I would love to simply know how many people have HIV/AIDS in my country, or who’s on the government’s generations-long black lists, or how much energy reserves Turkmenistan actually possesses! Heck, I would just like to see the bills for Avaza.

But the people of Turkmenistan are hungry even for simple information that’s not the lest bit sensitive to the government. How about our nation’s real history, rather than the epics and extravagant cults of personality that have been taught to us for over a generation? Even if all the newspapers and school textbooks would put together, you would still not find enough facts to write even a page.

A lot of Turkmens would like to know the true story behind why Médecins Sans Frontières (MSF) was kicked out of the country, or what’s actually going on in our secrecy-strangled health care system. Incidentally, I have it on reliable authority that Turkmen officials have explicitly told health care workers not to speak to foreigners in order to prevent leaks. The good news, such as it might be called that, is that the debacle with MSF compelled Turkmenistan to release at least some information to defend themselves. This was a rare unmasking of the real face of the regime.

WikiLeaks has previously said that their real goal is to open up the former Soviet Union alongside other regions:

“Our primary interests are oppressive regimes in Asia, the former Soviet bloc, sub-Saharan Africa and the Middle East, but we also expect to be of assistance to those in the West who wish to reveal unethical behaviour in their own governments and corporations.”

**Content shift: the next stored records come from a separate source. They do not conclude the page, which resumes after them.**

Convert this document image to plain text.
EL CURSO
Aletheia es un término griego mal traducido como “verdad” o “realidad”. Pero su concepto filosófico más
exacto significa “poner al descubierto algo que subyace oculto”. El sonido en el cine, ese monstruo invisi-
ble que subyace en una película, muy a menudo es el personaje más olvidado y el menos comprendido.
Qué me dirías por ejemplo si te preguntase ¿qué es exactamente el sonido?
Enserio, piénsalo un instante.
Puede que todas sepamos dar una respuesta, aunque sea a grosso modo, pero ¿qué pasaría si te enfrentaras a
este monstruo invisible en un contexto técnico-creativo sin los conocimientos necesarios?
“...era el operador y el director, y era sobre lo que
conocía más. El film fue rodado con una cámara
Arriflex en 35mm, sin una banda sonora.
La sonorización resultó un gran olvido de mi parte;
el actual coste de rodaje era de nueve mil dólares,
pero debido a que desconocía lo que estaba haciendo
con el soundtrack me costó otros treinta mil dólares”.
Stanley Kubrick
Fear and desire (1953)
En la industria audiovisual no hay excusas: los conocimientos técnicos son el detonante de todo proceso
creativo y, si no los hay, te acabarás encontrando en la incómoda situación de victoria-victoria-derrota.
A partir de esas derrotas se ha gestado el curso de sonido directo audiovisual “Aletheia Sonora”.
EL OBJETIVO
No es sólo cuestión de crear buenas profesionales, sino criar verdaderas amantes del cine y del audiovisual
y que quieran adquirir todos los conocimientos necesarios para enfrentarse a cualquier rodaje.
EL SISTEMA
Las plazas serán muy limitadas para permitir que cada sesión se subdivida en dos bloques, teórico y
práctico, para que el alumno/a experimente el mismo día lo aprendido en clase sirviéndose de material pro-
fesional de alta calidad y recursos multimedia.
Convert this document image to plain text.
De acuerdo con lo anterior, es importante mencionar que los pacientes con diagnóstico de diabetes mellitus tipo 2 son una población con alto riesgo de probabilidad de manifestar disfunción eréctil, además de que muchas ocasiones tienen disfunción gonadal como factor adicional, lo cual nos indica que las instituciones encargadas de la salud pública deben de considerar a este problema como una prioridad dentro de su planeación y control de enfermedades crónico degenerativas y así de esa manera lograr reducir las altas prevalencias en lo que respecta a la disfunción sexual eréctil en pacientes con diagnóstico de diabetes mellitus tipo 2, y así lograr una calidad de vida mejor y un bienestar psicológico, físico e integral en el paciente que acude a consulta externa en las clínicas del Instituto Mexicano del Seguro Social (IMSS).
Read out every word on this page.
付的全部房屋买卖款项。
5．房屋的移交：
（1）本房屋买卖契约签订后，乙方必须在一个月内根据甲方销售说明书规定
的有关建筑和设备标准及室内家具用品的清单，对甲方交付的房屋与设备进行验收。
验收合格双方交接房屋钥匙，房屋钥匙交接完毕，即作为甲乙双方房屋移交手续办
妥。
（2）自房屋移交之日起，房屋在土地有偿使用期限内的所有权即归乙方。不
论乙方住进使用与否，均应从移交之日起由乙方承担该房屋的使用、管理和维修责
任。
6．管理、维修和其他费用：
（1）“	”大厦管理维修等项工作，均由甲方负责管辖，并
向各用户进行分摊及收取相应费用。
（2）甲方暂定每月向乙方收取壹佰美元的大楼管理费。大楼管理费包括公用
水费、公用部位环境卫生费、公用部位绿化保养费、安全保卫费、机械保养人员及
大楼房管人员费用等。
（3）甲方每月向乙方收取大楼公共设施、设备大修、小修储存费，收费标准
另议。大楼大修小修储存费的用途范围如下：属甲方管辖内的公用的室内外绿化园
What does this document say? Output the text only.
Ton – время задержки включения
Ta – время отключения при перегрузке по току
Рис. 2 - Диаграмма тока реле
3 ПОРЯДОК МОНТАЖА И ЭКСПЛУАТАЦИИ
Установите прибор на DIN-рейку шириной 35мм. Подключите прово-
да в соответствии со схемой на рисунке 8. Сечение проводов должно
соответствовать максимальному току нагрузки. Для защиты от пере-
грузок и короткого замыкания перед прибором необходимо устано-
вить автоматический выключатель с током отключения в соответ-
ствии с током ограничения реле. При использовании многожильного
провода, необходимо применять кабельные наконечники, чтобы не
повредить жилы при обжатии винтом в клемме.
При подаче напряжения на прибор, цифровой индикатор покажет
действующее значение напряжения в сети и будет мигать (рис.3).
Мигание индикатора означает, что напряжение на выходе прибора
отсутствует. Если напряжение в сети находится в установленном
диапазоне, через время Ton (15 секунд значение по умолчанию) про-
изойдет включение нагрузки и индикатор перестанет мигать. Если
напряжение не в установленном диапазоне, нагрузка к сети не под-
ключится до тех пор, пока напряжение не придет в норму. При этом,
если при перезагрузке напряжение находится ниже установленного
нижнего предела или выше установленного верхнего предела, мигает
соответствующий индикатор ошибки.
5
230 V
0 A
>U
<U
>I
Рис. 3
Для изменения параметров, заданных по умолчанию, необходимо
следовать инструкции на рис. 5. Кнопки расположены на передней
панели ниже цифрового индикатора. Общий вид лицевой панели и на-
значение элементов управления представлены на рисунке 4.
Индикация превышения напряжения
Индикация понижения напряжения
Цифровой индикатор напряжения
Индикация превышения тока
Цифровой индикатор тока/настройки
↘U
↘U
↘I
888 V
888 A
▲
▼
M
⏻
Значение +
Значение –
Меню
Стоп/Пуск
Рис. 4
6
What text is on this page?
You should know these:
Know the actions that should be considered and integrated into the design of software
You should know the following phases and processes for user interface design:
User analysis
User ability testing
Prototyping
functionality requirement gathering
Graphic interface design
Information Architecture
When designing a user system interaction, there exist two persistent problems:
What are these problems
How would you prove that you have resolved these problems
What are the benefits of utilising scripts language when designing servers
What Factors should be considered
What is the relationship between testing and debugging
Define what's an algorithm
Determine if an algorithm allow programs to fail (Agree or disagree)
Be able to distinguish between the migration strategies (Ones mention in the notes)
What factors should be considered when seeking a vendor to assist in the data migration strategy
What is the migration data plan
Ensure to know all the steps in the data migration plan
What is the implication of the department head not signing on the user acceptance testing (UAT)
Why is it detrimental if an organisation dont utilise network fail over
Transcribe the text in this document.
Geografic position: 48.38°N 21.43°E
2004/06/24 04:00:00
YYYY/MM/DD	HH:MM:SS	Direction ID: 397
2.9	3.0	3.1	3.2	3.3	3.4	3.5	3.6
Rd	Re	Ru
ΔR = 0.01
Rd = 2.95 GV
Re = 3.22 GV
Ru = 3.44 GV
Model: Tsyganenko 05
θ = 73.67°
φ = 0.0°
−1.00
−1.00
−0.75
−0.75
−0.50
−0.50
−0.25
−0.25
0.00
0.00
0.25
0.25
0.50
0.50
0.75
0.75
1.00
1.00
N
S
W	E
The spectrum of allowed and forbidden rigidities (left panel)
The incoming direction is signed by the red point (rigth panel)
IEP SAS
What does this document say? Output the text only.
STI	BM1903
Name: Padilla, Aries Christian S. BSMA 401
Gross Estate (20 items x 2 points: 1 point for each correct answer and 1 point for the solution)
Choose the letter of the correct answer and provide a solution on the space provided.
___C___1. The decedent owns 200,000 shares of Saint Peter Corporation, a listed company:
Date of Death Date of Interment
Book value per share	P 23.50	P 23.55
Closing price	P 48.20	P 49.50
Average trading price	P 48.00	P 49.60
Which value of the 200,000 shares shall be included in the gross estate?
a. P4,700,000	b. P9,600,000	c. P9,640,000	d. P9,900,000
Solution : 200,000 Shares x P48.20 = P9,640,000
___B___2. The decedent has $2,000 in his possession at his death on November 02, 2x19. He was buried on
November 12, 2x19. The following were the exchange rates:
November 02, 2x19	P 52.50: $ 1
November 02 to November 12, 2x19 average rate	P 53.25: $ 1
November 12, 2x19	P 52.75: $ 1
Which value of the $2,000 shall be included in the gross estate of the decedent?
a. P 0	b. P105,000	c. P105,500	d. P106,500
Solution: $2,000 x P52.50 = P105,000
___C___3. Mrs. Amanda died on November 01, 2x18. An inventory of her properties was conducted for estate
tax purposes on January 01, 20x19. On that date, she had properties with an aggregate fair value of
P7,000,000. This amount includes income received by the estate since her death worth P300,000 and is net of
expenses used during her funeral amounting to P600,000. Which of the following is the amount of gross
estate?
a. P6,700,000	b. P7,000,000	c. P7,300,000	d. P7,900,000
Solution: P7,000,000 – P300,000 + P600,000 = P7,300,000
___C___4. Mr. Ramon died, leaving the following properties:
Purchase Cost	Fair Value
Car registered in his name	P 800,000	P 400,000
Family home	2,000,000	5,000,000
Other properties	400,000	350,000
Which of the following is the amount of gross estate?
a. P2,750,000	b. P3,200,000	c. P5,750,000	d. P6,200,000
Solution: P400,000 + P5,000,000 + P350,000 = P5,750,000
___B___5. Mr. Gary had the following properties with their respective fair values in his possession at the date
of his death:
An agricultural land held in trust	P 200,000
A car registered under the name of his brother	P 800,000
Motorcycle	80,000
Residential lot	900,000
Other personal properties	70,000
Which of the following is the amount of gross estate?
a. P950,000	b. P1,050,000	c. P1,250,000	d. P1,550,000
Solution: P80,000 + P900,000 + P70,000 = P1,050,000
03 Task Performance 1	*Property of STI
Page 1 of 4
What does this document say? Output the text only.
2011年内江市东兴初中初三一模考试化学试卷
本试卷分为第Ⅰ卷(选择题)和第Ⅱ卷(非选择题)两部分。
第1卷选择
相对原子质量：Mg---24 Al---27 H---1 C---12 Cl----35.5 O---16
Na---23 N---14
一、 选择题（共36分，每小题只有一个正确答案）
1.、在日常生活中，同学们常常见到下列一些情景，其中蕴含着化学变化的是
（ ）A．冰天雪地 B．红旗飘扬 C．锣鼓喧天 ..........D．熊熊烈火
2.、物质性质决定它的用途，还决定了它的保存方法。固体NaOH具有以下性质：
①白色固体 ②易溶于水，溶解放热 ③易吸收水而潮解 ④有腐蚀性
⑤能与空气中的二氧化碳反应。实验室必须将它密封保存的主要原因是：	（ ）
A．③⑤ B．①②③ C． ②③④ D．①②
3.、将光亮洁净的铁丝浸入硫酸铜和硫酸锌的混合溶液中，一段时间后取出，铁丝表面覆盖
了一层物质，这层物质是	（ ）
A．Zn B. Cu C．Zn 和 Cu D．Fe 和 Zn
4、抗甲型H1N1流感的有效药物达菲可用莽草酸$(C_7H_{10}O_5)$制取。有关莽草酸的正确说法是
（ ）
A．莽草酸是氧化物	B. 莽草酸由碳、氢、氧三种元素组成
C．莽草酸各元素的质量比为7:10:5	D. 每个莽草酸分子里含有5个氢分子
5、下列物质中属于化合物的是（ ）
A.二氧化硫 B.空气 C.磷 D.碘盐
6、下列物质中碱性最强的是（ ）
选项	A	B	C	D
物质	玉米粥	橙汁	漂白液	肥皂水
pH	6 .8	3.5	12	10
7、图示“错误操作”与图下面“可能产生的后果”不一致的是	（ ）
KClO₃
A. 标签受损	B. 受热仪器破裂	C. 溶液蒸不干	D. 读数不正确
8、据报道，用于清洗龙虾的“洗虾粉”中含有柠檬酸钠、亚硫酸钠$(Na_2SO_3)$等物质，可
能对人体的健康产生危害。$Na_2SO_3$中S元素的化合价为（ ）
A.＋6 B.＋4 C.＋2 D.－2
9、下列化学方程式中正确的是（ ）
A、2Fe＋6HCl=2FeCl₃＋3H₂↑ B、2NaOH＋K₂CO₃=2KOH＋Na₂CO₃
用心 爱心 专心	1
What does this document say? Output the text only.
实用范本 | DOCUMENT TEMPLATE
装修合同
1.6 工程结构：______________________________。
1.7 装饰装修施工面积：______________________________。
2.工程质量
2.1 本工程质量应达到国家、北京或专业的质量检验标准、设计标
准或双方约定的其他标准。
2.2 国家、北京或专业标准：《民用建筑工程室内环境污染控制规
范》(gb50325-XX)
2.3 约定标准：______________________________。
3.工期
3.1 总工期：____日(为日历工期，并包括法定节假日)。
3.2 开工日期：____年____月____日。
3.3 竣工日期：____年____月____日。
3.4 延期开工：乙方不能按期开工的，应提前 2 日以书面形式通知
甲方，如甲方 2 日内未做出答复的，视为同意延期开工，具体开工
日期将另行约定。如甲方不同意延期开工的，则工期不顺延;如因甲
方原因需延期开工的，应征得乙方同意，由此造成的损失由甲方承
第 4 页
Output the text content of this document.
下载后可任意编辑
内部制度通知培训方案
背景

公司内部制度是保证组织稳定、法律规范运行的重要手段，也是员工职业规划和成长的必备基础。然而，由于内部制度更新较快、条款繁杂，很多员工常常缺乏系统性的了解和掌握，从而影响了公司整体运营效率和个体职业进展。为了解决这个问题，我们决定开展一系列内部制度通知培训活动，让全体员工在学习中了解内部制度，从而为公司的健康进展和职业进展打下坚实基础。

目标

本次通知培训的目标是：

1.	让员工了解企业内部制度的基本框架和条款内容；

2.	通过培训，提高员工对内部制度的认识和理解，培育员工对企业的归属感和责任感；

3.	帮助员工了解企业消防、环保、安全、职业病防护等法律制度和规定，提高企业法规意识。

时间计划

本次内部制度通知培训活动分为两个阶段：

The West is already awash in information; Turkmenistan is dying of data thirst. Right now it seems WikiLeaks is engaged in some kind of tit-for-tat with the United States. I just hope they don’t get distracted from their real mission, because we need their help.

Author’s note: The organization “Najot” in Uzbekistan released a report in June that has leaked some of the Turkmen government’s secret plans to create a special forces unit and to employ foreign mercenaries to fight religious extremism. The information purportedly comes from a national security meeting in Turkmenistan; Najot isn’t saying how they got it.